Long term follow-up data confirms that use of the Cox-2 inhibitor rofecoxib (Vioxx) substantially increases the risk of stroke, heart attack and death compared with placebo, according to conclusions from the APPROVe trial, which were published online ahead of print in the Lancet.
The randomized, placebo-controlled trial, led by John A Baron, MD, from Dartmouth Medical School in Lebanon, N.H., and colleagues, aimed to assess the effects of three-year treatment with rofecoxib on recurrence of cancerous polyps in the bowel. Researchers examined 2,587 patients from 108 centers globally during 2000 and 2001, and patients were initially monitored for adverse events only while on treatment and for 14 days afterwards.
In 2004, Merck voluntarily withdrew Vioxx from the market because of concerns about increased risk of heart attack and stroke associated with long-term, high-dosage use.
The researchers attempted to follow up for one year all patients that stopped treatment due to cardiovascular toxicity. The end-point studied was the combined incidence of non-fatal MI, non-fatal stroke and death from cardiovascular, haemorrhagic, or unknown causes (the Antiplatelet Trialists' Collaboration [APTC] combined endpoint).
Follow-up data were obtained for 84 percent of participants, and the researchers found that the relative risk of reaching APTC was increased by 79 percent in the rofecoxib group compared with placebo. The data was consistent with earlier findings of increased risk while on treatment or 14 days afterwards, in which the relative risk of reaching APTC was more than doubled (a 112 percent increased risk).

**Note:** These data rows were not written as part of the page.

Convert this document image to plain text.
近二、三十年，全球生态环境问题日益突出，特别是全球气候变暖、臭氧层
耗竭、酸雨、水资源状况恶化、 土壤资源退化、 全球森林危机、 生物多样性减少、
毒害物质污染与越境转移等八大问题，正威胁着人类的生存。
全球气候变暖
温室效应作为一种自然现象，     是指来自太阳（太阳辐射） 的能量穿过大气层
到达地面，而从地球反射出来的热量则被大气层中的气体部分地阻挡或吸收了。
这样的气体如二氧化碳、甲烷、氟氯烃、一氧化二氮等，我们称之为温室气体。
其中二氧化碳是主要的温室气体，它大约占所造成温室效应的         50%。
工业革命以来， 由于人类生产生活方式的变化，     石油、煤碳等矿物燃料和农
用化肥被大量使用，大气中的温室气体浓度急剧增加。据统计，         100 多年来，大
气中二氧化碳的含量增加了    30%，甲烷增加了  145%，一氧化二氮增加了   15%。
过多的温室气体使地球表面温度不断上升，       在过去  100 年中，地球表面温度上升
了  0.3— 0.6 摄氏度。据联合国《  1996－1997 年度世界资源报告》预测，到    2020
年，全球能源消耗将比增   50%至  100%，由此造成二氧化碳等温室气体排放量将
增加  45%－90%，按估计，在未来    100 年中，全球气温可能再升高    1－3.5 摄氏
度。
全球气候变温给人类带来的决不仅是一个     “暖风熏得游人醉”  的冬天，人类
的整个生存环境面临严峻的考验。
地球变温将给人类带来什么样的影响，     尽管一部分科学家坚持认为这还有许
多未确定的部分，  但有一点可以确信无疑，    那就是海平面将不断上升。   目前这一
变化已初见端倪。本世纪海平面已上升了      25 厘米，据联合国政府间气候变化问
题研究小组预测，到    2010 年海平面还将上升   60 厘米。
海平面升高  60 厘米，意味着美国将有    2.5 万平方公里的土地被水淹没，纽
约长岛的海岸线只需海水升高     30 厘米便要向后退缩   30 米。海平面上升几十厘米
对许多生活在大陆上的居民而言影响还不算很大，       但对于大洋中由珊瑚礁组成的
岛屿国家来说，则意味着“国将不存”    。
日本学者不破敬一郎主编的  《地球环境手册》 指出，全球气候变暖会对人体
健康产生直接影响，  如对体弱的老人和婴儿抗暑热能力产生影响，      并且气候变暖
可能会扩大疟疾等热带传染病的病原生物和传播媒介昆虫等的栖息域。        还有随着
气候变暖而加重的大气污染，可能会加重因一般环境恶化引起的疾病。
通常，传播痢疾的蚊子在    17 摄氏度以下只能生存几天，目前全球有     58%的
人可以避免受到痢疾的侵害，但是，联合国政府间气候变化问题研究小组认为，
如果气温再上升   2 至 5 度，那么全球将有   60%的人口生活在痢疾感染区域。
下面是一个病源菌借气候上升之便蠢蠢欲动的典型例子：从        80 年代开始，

In terms of the individual outcomes after one-year follow up, the risk of MI or stroke was roughly doubled for rofecoxib patients compared with placebo, while the relative risk of death increased by 31 percent. There was no substantial change in the increased relative risk of cardiovascular events over time.

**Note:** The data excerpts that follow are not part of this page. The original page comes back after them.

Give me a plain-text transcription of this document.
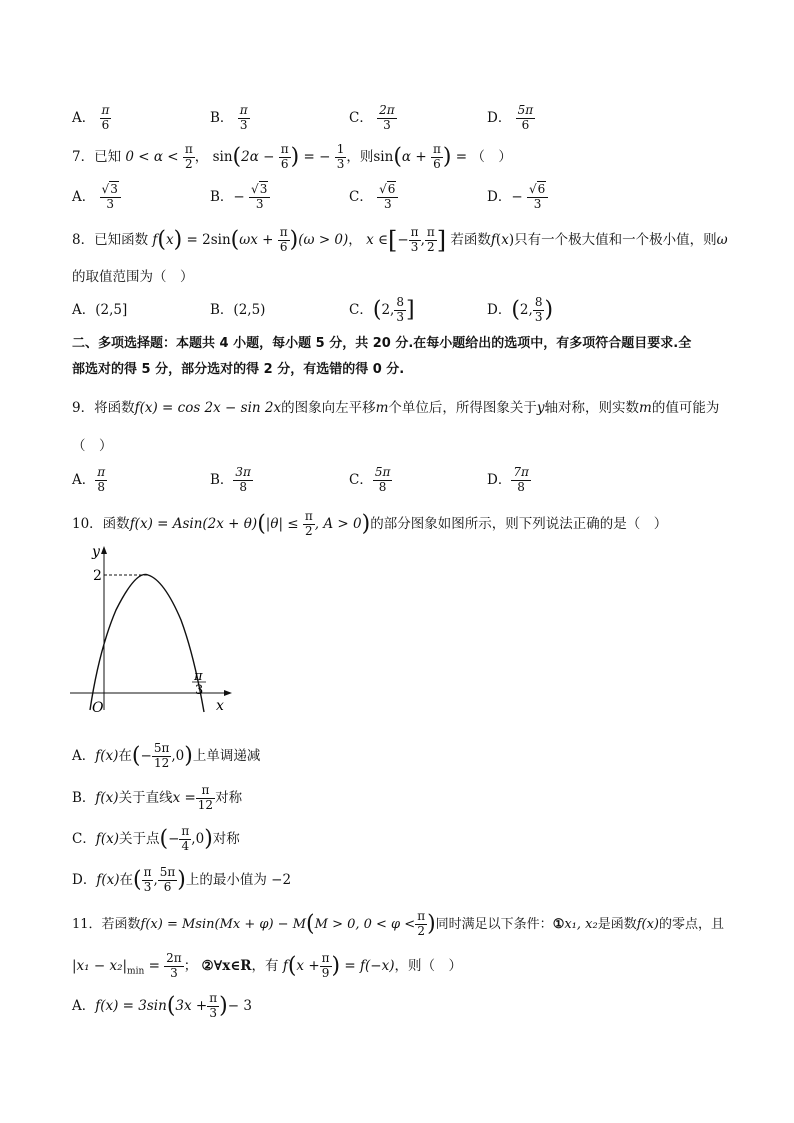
A． $\frac{\pi}{6}$	B． $\frac{\pi}{3}$	C． $\frac{2\pi}{3}$	D． $\frac{5\pi}{6}$
7．已知 $0 < \alpha < \frac{\pi}{2}$ ， $\sin(2\alpha - \frac{\pi}{6}$ ) = − $\frac{1}{3}$ ，则$\sin(\alpha + \frac{\pi}{6}$ ) = （　）
A． $\frac{√3}{3}$	B．− $\frac{√3}{3}$	C． $\frac{√6}{3}$	D．− $\frac{√6}{3}$
8．已知函数 $f(x) = 2\sin(\omega x + \frac{\pi}{6} )(\omega > 0)$， x ∈[− $\frac{\pi}{3}$ , $\frac{\pi}{2}$ ] 若函数f(x)只有一个极大值和一个极小值，则ω
的取值范围为（　）
A．(2,5]	B．(2,5)	C．(2, $\frac{8}{3}$ ]	D．(2, $\frac{8}{3}$ )
二、多项选择题：本题共 4 小题，每小题 5 分，共 20 分.在每小题给出的选项中，有多项符合题目要求.全
部选对的得 5 分，部分选对的得 2 分，有选错的得 0 分.
9．将函数f(x) = cos 2x − sin 2x的图象向左平移m个单位后，所得图象关于y轴对称，则实数m的值可能为
（　）
A． $\frac{\pi}{8}$	B． $\frac{3\pi}{8}$	C． $\frac{5\pi}{8}$	D． $\frac{7\pi}{8}$
10．函数$f(x) = Asin(2x + \theta)(|\theta| \le \frac{\pi}{2}$ , A > 0)的部分图象如图所示，则下列说法正确的是（　）
y
x
O
2
π
3
A．f(x)在(− $\frac{5\pi}{12} ,0$)上单调递减
B．f(x)关于直线$x = \frac{\pi}{12}$ 对称
C．f(x)关于点(− $\frac{\pi}{4} ,0$)对称
D．f(x)在( $\frac{\pi}{3}$ , $\frac{5\pi}{6}$ )上的最小值为 −2
11．若函数f(x) = Msin(Mx + φ) − M(M > 0, $0 < \varphi < \frac{\pi}{2}$ )同时满足以下条件：①x₁, x₂是函数f(x)的零点，且
$|x_1 - x_2|_{min} = \frac{2\pi}{3}$ ； ②∀x∈R，有 $f(x + \frac{\pi}{9}$ ) = f(−x)，则（　）
A．$f(x) = 3\sin(3x + \frac{\pi}{3}$ )− 3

“Our data are compatible with an early increase in risk that seems to persist for about one year after three years of treatment. All these drugs are effective analgesic and anti-inflammatory agents, and seem to reduce risks of colorectal neoplasia. However, these benefits will have to be weighed against their proven or possible cardiovascular risks in assessing their suitability in various clinical settings,” the authors concluded.
"The results of randomized trials are consistent with all coxibs having some vascular risk, but also that some traditional NSAIDs carry similar risks. Switching from a coxib to a traditional NSAID will not necessarily avoid these vascular hazards, but will result in a two-to-three-fold increase in the risk of a serious upper gastrointestinal complication — i.e., perforation, obstruction, or bleed,” Colin Baigent, MD from clinical trial service unit and epidemiological studies at University of Oxford in England, and Carlo Patrono, MD, from Catholic University in Rome, wrote in an accompanying commentary.